Current guidance suggests that the most reliable control is not a single team doing everything, but a clearly mapped RACI with automated tasking and signoff across HR, IAM, IT, and the business owner. These controls tend to break down in fast-growing environments where access lives in many SaaS apps, secrets are embedded in automation, and nobody has a complete inventory of what the employee touched.
Common Variations and Edge Cases
Tighter offboarding control often increases coordination overhead, requiring organisations to balance speed against completeness. That tradeoff becomes visible when the employee owns critical workflows, when multiple apps store the same data, or when legal retention rules conflict with a request to delete everything immediately.
There is no universal standard for this yet, but current practice is to assign a single process owner for coordination while preserving system ownership for execution. For example, HR should not be asked to delete application data, and IAM should not decide retention policy. Instead, they should escalate to the appropriate business or compliance owner when deletion, archive, or legal hold decisions are required.
Edge cases usually involve privileged users, contractors, and employees who maintained shared automation.

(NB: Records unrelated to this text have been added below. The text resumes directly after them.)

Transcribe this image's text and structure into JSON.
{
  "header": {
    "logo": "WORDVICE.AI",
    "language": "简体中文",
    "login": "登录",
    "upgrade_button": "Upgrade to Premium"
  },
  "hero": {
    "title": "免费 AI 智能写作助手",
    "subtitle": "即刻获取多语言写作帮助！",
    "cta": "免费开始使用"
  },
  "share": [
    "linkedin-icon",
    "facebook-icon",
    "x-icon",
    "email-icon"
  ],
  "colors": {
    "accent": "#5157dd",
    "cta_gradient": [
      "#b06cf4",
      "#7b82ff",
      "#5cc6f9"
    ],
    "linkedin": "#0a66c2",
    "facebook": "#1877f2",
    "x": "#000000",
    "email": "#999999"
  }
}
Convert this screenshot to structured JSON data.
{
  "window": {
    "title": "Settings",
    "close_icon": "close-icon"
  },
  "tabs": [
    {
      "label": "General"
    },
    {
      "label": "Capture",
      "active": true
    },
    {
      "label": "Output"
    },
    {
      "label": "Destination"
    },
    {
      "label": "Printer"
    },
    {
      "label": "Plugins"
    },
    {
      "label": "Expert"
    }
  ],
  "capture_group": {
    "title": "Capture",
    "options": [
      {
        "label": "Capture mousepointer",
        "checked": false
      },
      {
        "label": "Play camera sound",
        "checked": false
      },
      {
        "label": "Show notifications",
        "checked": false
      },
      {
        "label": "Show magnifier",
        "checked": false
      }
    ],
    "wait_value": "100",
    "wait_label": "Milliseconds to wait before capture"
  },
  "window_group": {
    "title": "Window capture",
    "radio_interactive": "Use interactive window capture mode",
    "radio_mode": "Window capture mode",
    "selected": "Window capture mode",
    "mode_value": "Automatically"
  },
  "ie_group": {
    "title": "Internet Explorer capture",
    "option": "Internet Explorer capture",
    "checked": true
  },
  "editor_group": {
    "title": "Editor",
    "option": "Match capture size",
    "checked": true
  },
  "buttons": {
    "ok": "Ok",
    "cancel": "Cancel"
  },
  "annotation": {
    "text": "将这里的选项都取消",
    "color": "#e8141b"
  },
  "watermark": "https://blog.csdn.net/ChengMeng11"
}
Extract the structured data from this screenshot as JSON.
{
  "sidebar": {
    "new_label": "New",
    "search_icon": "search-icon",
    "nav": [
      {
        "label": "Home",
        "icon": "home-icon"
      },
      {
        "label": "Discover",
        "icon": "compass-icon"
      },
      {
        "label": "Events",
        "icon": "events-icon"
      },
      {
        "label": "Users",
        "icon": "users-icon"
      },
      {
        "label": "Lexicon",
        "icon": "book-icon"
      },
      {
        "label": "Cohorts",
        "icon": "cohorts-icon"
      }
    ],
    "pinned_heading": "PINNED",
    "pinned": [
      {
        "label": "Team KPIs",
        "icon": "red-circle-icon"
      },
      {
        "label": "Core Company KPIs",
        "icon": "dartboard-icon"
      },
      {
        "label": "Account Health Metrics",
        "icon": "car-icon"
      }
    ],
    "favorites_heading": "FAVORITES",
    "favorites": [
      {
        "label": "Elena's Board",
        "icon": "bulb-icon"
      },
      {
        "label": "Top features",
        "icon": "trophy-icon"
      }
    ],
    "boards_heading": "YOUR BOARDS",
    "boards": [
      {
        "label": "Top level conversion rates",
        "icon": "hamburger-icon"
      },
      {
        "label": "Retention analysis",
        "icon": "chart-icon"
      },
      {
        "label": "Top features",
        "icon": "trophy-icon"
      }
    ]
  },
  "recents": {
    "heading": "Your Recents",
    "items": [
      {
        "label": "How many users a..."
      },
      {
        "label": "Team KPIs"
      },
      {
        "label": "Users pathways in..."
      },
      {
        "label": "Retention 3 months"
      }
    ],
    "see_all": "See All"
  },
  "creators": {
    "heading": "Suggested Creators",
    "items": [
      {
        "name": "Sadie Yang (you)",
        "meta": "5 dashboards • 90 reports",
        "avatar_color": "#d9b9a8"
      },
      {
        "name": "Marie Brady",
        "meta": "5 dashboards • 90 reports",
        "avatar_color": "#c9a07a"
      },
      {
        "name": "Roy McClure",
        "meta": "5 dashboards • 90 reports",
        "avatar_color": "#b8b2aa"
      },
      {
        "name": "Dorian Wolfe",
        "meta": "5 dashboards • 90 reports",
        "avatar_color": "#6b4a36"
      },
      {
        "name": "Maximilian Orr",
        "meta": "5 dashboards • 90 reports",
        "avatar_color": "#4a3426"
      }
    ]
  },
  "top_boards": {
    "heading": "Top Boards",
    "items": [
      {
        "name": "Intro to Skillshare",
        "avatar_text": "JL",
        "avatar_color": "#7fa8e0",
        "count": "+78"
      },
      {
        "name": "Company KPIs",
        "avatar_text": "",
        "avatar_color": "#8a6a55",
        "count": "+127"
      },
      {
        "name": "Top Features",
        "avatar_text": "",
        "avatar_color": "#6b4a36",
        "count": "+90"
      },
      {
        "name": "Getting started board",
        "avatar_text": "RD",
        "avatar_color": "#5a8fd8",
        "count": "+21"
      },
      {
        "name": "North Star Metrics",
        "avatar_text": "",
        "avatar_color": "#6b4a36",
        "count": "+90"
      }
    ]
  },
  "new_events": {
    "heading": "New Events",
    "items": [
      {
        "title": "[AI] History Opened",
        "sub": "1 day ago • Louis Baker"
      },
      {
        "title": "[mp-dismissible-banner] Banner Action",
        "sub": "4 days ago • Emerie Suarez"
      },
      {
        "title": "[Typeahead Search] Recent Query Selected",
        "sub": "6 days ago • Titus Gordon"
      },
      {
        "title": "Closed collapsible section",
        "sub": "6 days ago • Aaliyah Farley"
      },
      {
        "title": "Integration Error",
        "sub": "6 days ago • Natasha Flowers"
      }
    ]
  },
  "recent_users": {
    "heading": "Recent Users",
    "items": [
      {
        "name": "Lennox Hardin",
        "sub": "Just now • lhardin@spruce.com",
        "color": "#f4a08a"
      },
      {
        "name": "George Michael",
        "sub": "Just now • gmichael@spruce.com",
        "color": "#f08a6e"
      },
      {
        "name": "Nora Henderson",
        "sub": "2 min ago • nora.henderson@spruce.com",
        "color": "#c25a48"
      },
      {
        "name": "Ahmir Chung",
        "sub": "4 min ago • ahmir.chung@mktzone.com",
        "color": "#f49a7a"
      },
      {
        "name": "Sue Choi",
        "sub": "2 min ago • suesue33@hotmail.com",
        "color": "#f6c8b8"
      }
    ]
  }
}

In those cases, offboarding should include secret rotation, service account reassignment, and verification that no personal mailbox, calendar, or cloud storage remains a dependency. The Top 10 NHI Issues highlights how quickly orphaned access can become a broader control failure when credentials are duplicated or left active across systems. For data cleanup, the business owner should always confirm retention exceptions before deletion proceeds.
Where this guidance breaks down most often is in organisations that lack a complete identity and application inventory, because cleanup cannot be trusted for systems that are not known at the time of offboarding.
Standards & Framework Alignment
This section maps relevant standards and security frameworks to the operational risks and controls described in this guidance.
OWASP Non-Human Identity Top 10 address the attack and risk surface, while NIST CSF 2.0 and NIST AI RMF set the governance and control requirements practitioners need to meet.
| Framework | Control / Reference | Relevance |
|---|---|---|
| OWASP Non-Human Identity Top 10 | NHI-01 | Offboarding must cover leaked or orphaned non-human access after employee departure. |
| NIST CSF 2.0 | PR.AA-01 | Offboarding is an identity and access assurance workflow with auditability needs. |
| NIST AI RMF | Shared accountability supports governance and lifecycle controls for automated and data-driven systems. |
Assign ownership across governance, technical deprovisioning, and retention decisions with clear accountability.